Estamos ante una conjunción ideológico-política especialmente perturbadora. De un lado, la derecha española, siempre unida y compacta, se agita ahora en un relevo inaudito, un cambio de protagonistas que encrespa a los de Rajoy, descoloca al conservadurismo tradicional, rompe las inercias y eleva a Inés Arrimadas a los fotocromos de Telva. Se supone que los de la cúpula de Cs no son ninguna maravilla, pero los altos jefes del PP son un desastre.

Por suerte (para los de Mariano y los de Albert), los conceptos más absurdos (por reaccionarios) reinan en este país nuestro como si hubiésemos transitado por uno de esos agujeros de gusano hasta volver a los 60... o los 50. La imputación a Willy Toledo por insultar a Dios y a la Virgen María (por ejemplo) ha sido algo sensacional. Muchos pensábamos que Dios, por su naturaleza fantástica o espiritual, era ininsultable y desde luego indefecable. Si existiese, su omnipotencia podría castigar ipso facto al blasfemo sin necesidad de que intervieneran abogados cristianos, jueces y demás familia. Pero esto de atentar contra los sentimientos de las gentes de orden se está poniendo al alcance de cualquiera. La derecha (ahora en plural: las derechas) se está poniendo muy susceptible. Y espérate.

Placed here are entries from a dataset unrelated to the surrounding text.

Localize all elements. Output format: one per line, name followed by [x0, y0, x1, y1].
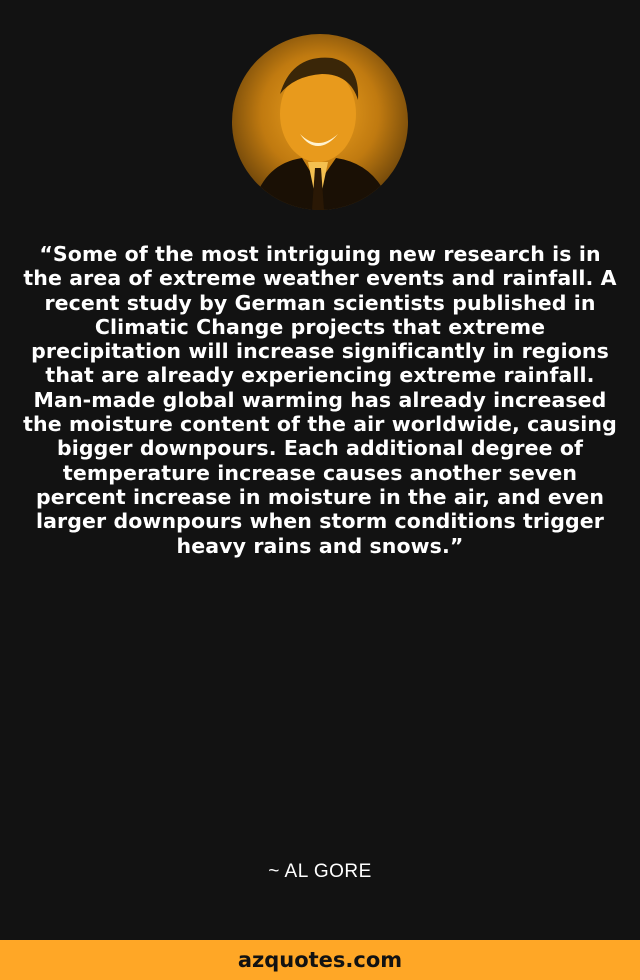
site-link[interactable]: azquotes.com — [237, 948, 403, 972]
quote-author: ~ AL GORE — [268, 861, 372, 882]
portrait-image — [252, 57, 392, 210]
site-footer: azquotes.com — [0, 940, 640, 980]
quote-text: “Some of the most intriguing new researc… — [23, 242, 617, 558]
author-portrait — [232, 34, 408, 210]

Esta actualidad surreal y desquiciada que nos rodea incluye otro factor que complementa al anterior: el ocaso de las izquierdas nuevas y viejas. Según las encuestas, el PSOE no acaba de remontar y Podemos se va derrumbando. La socialdemocracia se agosta en una crisis existencial porque el reformismo ya no es preciso cuando la revolución ha dejado de ser una amenaza para los poderosos. En cuanto al podemismo y a sus ¿socios? de Izquierda Unida, están demostrando una increíble incapacidad para superar los lugares comunes del leninismo, inservibles en esta edad histórica. Solo ha faltado el esperpento catalán para desencadenar al alucine total.

Así es como España va, vuelve, se indigna, flipa, llora, blasfema o insulta. Lo normal. Ya lo dijo ayer el concejal Cubero: «Os jodéis».